Several aspects of this analysis are problematic. First, we are uncertain whether the court should have relied on data showing the post-operative mortality rate for the procedure at the University of Pittsburgh was only 5 percent. The undisputed testimony reveals this was the mortality rate for all liver transplants at the University of Pittsburgh, App. 591, whereas the post-operative mortality rate for patients receiving transplants for neuroendocrine tumors was much higher. The data supplied by Heasley's doctors to AultCare revealed that four of the eight University of Pittsburgh patients with neuroendocrine tumors receiving transplants died of post-operative complications. App. 939. The article offered by Heasley's experts entitled "Liver Transplantation for Metastatic Neuroendocrine Tumor," co-authored by Dr. Alsina, indicated that 4 of 14 patients studied, or 29 percent, died of post-operative complications. App. 946. We note that neuroendocrine tumors are exceptionally rare, comprising only 14 of the 5,000 liver transplants performed at the University of Pittsburgh. App. 587. On remand, the district court should consider whether the higher post-operative mortality rate for neuroendocrine tumor patients receiving transplants has a medical explanation or whether it simply reflects a statistical anomaly resulting from the small number of such patients who have been transplanted.


Second, we are not certain the record supports the district court's conclusion that over 50 liver transplants have been performed for neuroendocrine tumors worldwide. The record provides solid support for about half that number. Dr. Alsina's article reports on 14 such patients, including five at the University of Pittsburgh. Yet Dr. Carr testified that 14 transplants had been performed at the University of Pittsburgh by the time of the district court hearing, and counsel advised us at argument that a fifteenth such transplant has since been performed, bringing the total to 25.14 The larger estimates came from two of plaintiff's experts. Dr. Shaw testified he estimated between 30 and 60 such transplants had been performed worldwide, App. 681, and Dr. Martin estimated the number was between 40 and 55, of which 30 to 40 had been reported in the literature. App. 218. Yet neither witness cited a source for these estimates, which are hotly disputed by Belden & Blake.

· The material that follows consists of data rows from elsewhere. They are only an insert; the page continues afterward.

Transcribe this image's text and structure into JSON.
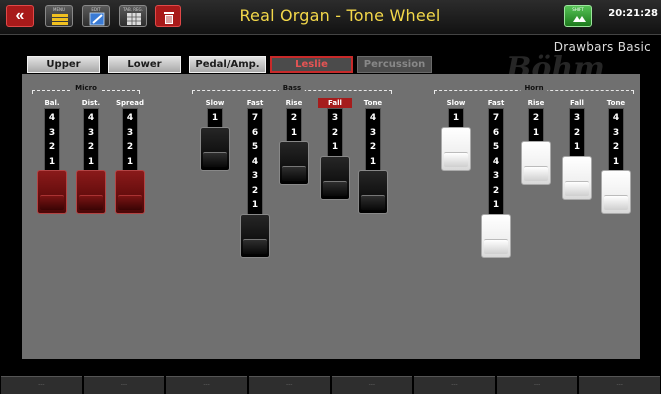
{
  "topbar": {
    "title": "Real Organ - Tone Wheel",
    "time": "20:21:28",
    "back_icon": "«",
    "menu_caption": "MENU",
    "edit_caption": "EDIT",
    "table_caption": "TAB. REG.",
    "shift_caption": "SHIFT",
    "icons": [
      "back-icon",
      "menu-icon",
      "edit-icon",
      "table-icon",
      "trash-icon",
      "shift-icon"
    ]
  },
  "subtitle": "Drawbars Basic",
  "watermark": "Böhm",
  "tabs": [
    {
      "label": "Upper",
      "state": "normal"
    },
    {
      "label": "Lower",
      "state": "normal"
    },
    {
      "label": "Pedal/Amp.",
      "state": "normal"
    },
    {
      "label": "Leslie",
      "state": "active"
    },
    {
      "label": "Percussion",
      "state": "disabled"
    }
  ],
  "groups": [
    {
      "name": "Micro"
    },
    {
      "name": "Bass"
    },
    {
      "name": "Horn"
    }
  ],
  "drawbars": [
    {
      "label": "Bal.",
      "numbers": [
        "4",
        "3",
        "2",
        "1"
      ],
      "style": "red",
      "selected": false
    },
    {
      "label": "Dist.",
      "numbers": [
        "4",
        "3",
        "2",
        "1"
      ],
      "style": "red",
      "selected": false
    },
    {
      "label": "Spread",
      "numbers": [
        "4",
        "3",
        "2",
        "1"
      ],
      "style": "red",
      "selected": false
    },
    {
      "label": "Slow",
      "numbers": [
        "1"
      ],
      "style": "black",
      "selected": false
    },
    {
      "label": "Fast",
      "numbers": [
        "7",
        "6",
        "5",
        "4",
        "3",
        "2",
        "1"
      ],
      "style": "black",
      "selected": false
    },
    {
      "label": "Rise",
      "numbers": [
        "2",
        "1"
      ],
      "style": "black",
      "selected": false
    },
    {
      "label": "Fall",
      "numbers": [
        "3",
        "2",
        "1"
      ],
      "style": "black",
      "selected": true
    },
    {
      "label": "Tone",
      "numbers": [
        "4",
        "3",
        "2",
        "1"
      ],
      "style": "black",
      "selected": false
    },
    {
      "label": "Slow",
      "numbers": [
        "1"
      ],
      "style": "white",
      "selected": false
    },
    {
      "label": "Fast",
      "numbers": [
        "7",
        "6",
        "5",
        "4",
        "3",
        "2",
        "1"
      ],
      "style": "white",
      "selected": false
    },
    {
      "label": "Rise",
      "numbers": [
        "2",
        "1"
      ],
      "style": "white",
      "selected": false
    },
    {
      "label": "Fall",
      "numbers": [
        "3",
        "2",
        "1"
      ],
      "style": "white",
      "selected": false
    },
    {
      "label": "Tone",
      "numbers": [
        "4",
        "3",
        "2",
        "1"
      ],
      "style": "white",
      "selected": false
    }
  ],
  "bottom_buttons": [
    "---",
    "---",
    "---",
    "---",
    "---",
    "---",
    "---",
    "---"
  ],
  "colors": {
    "title": "#f3d84a",
    "active_tab": "#c82a2a",
    "selected_label": "#a51c1c",
    "panel": "#707070"
  }
}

Finally, the district court offered no rationale for accepting the testimony of Heasley's experts rather than that of Belden & Blake's experts. The parties dispute which of these groups of experts were better informed. Only Heasley's experts were transplant surgeons with personal experience with performing the contested procedure. Yet Belden & Blake maintains these witnesses were biased in favor of surgery and contends the district court should also have relied on the testimony of the oncologists for each side. Furthermore, only Belden & Blake offered an expert in the field of health insurance. Although resolution of conflicting testimony is within the province of the district court, where, as here, apparently credible and informed experts testified for both sides, we believe some explanation of its apparent choice to rely entirely on Heasley's experts was warranted.


For these reasons, we are unable to determine whether the district court's conclusion that the transplant was not an experimental procedure was clearly erroneous. Accordingly, we believe the best course is to vacate the district court's order and remand for further proceedings.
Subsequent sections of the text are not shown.